Georadar pojawi się również na dostępnej dla mieszkańców i niebadanej wcześniej północnej części ogródków działkowych, gdzie, według ustaleń, nie prowadzono wydobycia. "Południowa część ogródków jest zamknięta, ale północna nie, więc chcemy szczegółowo zweryfikować, czy na pewno jest bezpieczna" - dodał Tomalik.
20 czerwca SRK poinformowała, że bezpieczne są tereny m.in. Szkoły Podstawowej nr 5 przy ul. Jana III Sobieskiego i Prywatnej Szkoły Podstawowej EDISON przy ul. Grunwaldzkiej, gdzie w kwietniu i maju prowadzono badania mikrograwimetryczne.

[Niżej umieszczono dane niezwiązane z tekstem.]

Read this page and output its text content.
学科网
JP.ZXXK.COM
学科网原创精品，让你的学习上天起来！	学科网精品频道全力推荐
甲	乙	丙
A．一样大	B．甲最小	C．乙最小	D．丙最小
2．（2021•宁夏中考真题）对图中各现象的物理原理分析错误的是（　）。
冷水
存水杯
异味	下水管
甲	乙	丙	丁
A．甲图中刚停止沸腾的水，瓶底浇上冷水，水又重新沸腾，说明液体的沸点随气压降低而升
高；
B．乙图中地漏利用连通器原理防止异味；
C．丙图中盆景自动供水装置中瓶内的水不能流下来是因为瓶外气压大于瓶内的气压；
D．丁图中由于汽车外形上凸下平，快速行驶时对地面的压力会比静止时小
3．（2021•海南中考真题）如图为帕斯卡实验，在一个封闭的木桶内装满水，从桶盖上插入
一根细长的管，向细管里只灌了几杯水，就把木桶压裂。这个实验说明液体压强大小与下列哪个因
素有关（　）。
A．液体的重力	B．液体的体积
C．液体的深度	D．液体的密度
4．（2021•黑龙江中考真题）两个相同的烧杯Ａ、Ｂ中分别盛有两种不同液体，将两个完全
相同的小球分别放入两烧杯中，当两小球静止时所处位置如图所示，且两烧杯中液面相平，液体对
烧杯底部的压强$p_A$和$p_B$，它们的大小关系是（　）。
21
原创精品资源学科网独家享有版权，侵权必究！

Czytaj też: Trzebinia. Z powodu zapadlisk chcą zamknąć szkołę. Reakcja Spółki Restrukturyzacji Kopalń
Problem zapadlisk w Trzebini
Szkody pogórnicze są spowodowane przez dawną kopalnię węgla kamiennego "Siersza", działającą w tym mieście od połowy XIX wieku. W latach 1999-2001 kopalnia zakończyła działalność. Na początku eksploatacja prowadzona była płytko, na głębokości 20-25 metrów. Potem podziemne chodniki schodziły coraz niżej. Likwidatorzy zakładali, że pozostałe po eksploatacji pustki wypełni woda. Z biegiem czasu woda zaczęła podchodzić coraz bliżej powierzchni ziemi.
Według danych przekazanych w kwietniu przez Głównego Geologa Kraju Piotra Dziadzię, na terenie Trzebini jest łącznie 481 miejsc zagrożonych wystąpieniem zapadlisk. 38 znajduje się w bliskim sąsiedztwie zabudowań - ta strefa buforowa ma granicę 20 metrów.